My neighbor decided to sell his house and my wife and I decided to buy it as an investment property. It was sudden. Using all the money in our available accounts, we had just enough to cover 20% and a few thousand dollars in closing costs. We also had a preplanned vacation coming up and no way to cancel. After shopping around, I settled on North American Savings Bank. I explained to the loan officer our situation and that I would need a no-origination fee loan because I only had enough to cover the down payment and closing costs and NOTHING more. So, we worked out a loan at a higher interest rate. I got him all the paperwork quickly and urged him over the phone and in a cover letter to let the loan processor know I was leaving the country in a week and that he or she should review my paperwork immediately to see whether something was obviously missing.
A few days into our trip, I get an email from the loan processor casually requesting more documents. Huh? I said. Why am I getting this request now. The loan processor was dense, but eventually acknowledged that she had not been informed I would be travelling and if she had, would have gotten her request in before I left. So, I dance the tune called by the incompetent loan officer and coordinate for the delivery of the documents. A couple of weeks later, still while I am out of town and one week before closing, the loan processor emails me and says that because $15, 000 was no longer in my money market account (I had transferred it to a local bank in preparation for the wire transfer) and was no longer available for the reserve funds the lender required, I needed to send statments for other accounts showing I had the necessary reserves.

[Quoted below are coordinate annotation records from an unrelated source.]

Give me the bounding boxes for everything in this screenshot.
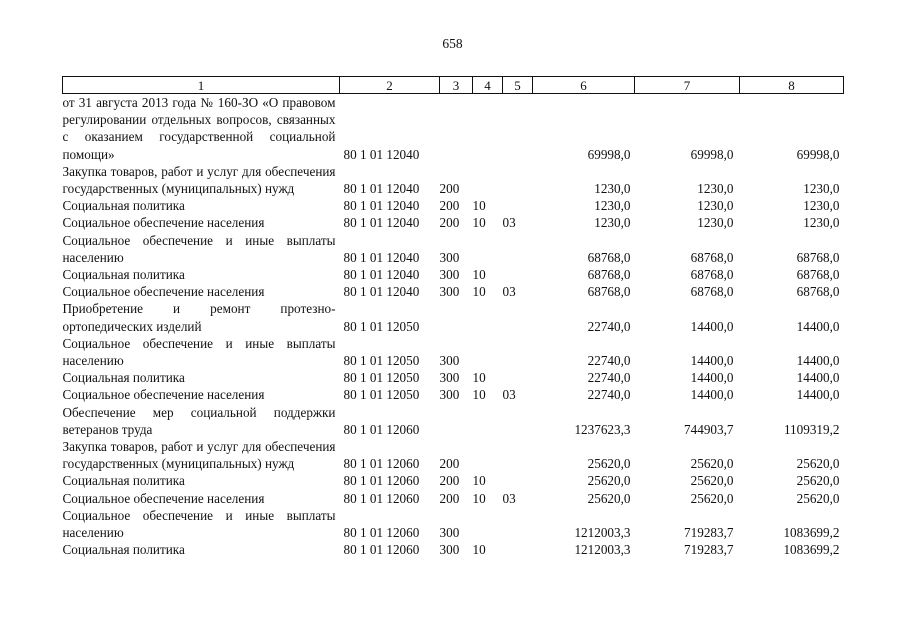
row-col-4 (473, 438, 503, 472)
row-name: Социальная политика (62, 370, 185, 386)
row-code: 80 1 01 12040 (343, 284, 420, 300)
row-value-6: 22740,0 (587, 318, 631, 334)
column-header-3: 3 (440, 77, 473, 94)
row-value-8: 68768,0 (796, 284, 840, 300)
row-value-6: 1212003,3 (574, 542, 631, 558)
row-col-3: 200 (439, 181, 460, 197)
row-value-6: 1230,0 (594, 215, 631, 231)
row-col-3: 300 (439, 387, 460, 403)
row-col-5 (503, 507, 533, 541)
row-name: Социальное обеспечение населения (62, 284, 265, 300)
table-row (63, 94, 844, 163)
row-name: Закупка товаров, работ и услуг для обеспечения государственных (муниципальных) нужд (62, 439, 336, 472)
row-col-3: 200 (439, 215, 460, 231)
table-row (63, 335, 844, 369)
row-value-7: 14400,0 (690, 387, 734, 403)
row-value-7: 719283,7 (684, 542, 734, 558)
row-col-5 (503, 266, 533, 283)
row-col-5 (503, 232, 533, 266)
column-header-7: 7 (635, 77, 740, 94)
row-value-7: 719283,7 (684, 525, 734, 541)
row-value-7: 14400,0 (690, 353, 734, 369)
row-col-3: 300 (439, 542, 460, 558)
row-col-5: 03 (502, 387, 516, 403)
row-name: Обеспечение мер социальной поддержки ветеранов труда (62, 404, 336, 437)
row-code: 80 1 01 12060 (343, 542, 420, 558)
row-code: 80 1 01 12040 (343, 198, 420, 214)
header-row (63, 77, 844, 94)
table-row (63, 472, 844, 489)
row-name: Социальное обеспечение и иные выплаты населению (62, 335, 336, 369)
row-col-3: 300 (439, 353, 460, 369)
row-value-8: 1083699,2 (783, 525, 840, 541)
row-col-3: 300 (439, 525, 460, 541)
row-value-7: 68768,0 (690, 267, 734, 283)
column-header-1: 1 (63, 77, 340, 94)
row-col-4 (473, 404, 503, 438)
row-value-6: 25620,0 (587, 490, 631, 506)
row-name: от 31 августа 2013 года № 160-ЗО «О правовом регулировании отдельных вопросов, связанных с оказанием государственной социальной помощи» (62, 95, 336, 162)
page-number: 658 (442, 36, 463, 51)
row-col-5 (503, 335, 533, 369)
row-value-8: 68768,0 (796, 249, 840, 265)
table-row (63, 369, 844, 386)
row-value-7: 25620,0 (690, 473, 734, 489)
row-value-6: 1212003,3 (574, 525, 631, 541)
table-body (63, 94, 844, 559)
row-value-7: 14400,0 (690, 318, 734, 334)
row-col-3: 200 (439, 198, 460, 214)
row-col-4: 10 (472, 267, 486, 283)
row-col-4: 10 (472, 387, 486, 403)
row-value-8: 25620,0 (796, 473, 840, 489)
row-code: 80 1 01 12040 (343, 181, 420, 197)
row-col-5 (503, 94, 533, 163)
column-header-6: 6 (533, 77, 635, 94)
row-name: Социальное обеспечение и иные выплаты населению (62, 232, 336, 265)
row-col-3 (440, 404, 473, 438)
row-value-7: 1230,0 (697, 198, 734, 214)
row-name: Социальная политика (62, 198, 185, 214)
row-col-3: 300 (439, 249, 460, 265)
row-code: 80 1 01 12040 (343, 146, 420, 162)
row-name: Социальное обеспечение и иные выплаты населению (62, 507, 336, 541)
row-value-6: 22740,0 (587, 353, 631, 369)
row-code: 80 1 01 12050 (343, 387, 420, 403)
row-value-8: 1230,0 (803, 198, 840, 214)
row-value-7: 1230,0 (697, 215, 734, 231)
row-value-8: 14400,0 (796, 387, 840, 403)
table-row (63, 283, 844, 300)
table-row (63, 541, 844, 558)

Huh? What reserves? The loan officer knew, because I told him repeatedly, how much money I had and that it would just be enough to cover the down payment and closing costs. Who said anything about needing to have more money available? Nobody, until a week before closing. The loan processor refused to acknowledge I had been screwed over, so I spoke with her supervisor in the hope of obtaining full information. After all, if the person I was dealing with was too dense to understand that I applied for the loan because I didn't have any money beyond the down payment and closing costs, and that her request for documentation of additional reserves was not simply a minor nuisance, then what else was she unclear about?
I figured I had just barely enough to cover the six month reserve that had been thrown at me, but not wanting to continue dancing to the tune called by fools and spending my time sending statements for all my accounts with next to nothing in them, I needed to speak with someone who knew what she was talking about. A minute into the conversation, she informed me that in addition to the six month reserve on the investment property, I needed to have two months reserve for my own.
Meanwhile, the loan officer is sending me emails with his ideas on how to solve the problem (that was resulting from his ignorance). They could make x amount more available if I took a higher rate. Perhaps they get away with renegotiating in this way with desparate people who think they are about to close and move into a new home. Probably. I told him to take a hike, not mentioning that my confidence in him was zero. As it turns out, even after he was made aware of the problem, he was still unable to come up with the right numbers. The x he mentioned was still far short of what was needed because of the other reserves.
The backdrop is that the seller is leaving the country a few days after the closing date, again something NASB knew.
The appraisal I paid for is worthless, of course, as no lender these days will accept it.
So, if you want to deal with what seem to be children who have no idea what they are doing, who refuse to acknowledge their errors, but who offer to fix them by having you take a worse deal, then by all means go ahead and do business with NASB.